Economic principles, together with common sense, can be our most useful guides. We know that economic incentives matter, so a good starting point is to think about the carrots and sticks that motivate potentially corrupt officials. Can greater government financial transparency, perhaps through Web postings of highway contract announcements and more details on the winning bids, help curtail theft in Indonesian road building? Will lowering or linking tariffs on similar products dampen the incentives for bribe-paying traders? Or how about increasing the salaries of government officials to reduce the need to supplement their incomes with kickbacks?

We economists could wait around for the right kind of experiments to take place on their own. But governments tend to make lots of changes simultaneously: Salaries are doubled, enforcement increased, and governments made transparent all at the same time, making it hard to sort out which improvements are really the result of any specific policy. And even if changes are implemented one by one, it's a rare government that sets aside a group of employees or road contracts to serve as a bench mark, like the control villages in the Indonesian road study.
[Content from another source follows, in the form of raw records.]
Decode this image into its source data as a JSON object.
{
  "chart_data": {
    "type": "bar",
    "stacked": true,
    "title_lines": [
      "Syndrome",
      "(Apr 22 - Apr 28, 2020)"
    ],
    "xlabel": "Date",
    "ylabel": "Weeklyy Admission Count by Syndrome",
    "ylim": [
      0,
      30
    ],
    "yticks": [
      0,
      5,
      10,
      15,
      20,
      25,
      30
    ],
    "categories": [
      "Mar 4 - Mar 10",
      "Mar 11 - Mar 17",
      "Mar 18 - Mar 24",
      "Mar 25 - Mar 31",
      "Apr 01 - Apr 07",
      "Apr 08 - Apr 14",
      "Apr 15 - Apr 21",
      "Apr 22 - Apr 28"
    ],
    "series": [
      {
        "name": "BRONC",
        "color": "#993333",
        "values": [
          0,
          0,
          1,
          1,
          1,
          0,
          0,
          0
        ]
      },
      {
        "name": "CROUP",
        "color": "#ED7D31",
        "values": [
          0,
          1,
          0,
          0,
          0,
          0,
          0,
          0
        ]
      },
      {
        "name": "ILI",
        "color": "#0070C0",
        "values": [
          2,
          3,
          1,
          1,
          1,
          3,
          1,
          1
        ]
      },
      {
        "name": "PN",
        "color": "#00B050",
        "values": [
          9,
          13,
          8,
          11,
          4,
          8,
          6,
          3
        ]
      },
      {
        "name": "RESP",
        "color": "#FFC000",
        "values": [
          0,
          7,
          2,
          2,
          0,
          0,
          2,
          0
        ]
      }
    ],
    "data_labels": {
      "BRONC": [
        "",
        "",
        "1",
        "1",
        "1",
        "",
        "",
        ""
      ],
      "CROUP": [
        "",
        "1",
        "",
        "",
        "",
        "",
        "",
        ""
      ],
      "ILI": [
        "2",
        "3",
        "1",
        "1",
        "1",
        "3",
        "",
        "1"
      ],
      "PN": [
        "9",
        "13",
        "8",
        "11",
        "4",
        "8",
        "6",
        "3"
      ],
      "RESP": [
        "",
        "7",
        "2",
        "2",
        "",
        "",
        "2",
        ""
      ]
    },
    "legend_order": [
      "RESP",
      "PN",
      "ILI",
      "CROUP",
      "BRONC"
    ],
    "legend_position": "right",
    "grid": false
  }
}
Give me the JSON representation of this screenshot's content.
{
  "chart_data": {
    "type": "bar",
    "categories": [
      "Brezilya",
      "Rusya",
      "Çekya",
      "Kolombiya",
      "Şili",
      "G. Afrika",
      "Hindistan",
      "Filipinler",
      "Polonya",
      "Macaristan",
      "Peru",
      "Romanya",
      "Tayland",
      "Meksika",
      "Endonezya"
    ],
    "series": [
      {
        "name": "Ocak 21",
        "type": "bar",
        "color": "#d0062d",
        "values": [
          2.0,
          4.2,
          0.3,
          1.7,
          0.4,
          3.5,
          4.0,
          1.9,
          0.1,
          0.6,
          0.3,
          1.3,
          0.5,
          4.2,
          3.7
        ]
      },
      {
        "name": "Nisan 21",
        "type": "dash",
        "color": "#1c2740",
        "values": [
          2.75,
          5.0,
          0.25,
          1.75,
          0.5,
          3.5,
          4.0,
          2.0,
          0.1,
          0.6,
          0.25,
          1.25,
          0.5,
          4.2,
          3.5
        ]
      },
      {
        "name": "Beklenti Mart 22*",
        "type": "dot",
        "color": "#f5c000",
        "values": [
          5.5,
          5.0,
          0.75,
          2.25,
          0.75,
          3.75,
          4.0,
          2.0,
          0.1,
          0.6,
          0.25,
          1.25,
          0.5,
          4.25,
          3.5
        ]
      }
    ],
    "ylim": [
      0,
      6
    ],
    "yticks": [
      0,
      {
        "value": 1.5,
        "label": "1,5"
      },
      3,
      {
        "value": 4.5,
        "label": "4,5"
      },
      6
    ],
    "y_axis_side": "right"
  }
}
Perhaps the answer is that governments should become more experimental, quite literally, in how they deal with their corruption problems. Officials interested in rooting out corruption must think seriously about evaluating what does and does not work in the real world. Just as medical scientists experiment with different ways of treating human diseases, policymakers can experiment with different solutions to social problems. After all, abstract speculation can take us only so far. At some point, our economic theories must be tested in the chaos of real economies. And once we've understood which anticorruption approaches work -- whether higher salaries, government transparency, stricter punishments, or all of the above -- policymakers can start to work to end corruption systematically. If they do, they may just find that economics -- armed with a little creativity -- can make corruption a little less common.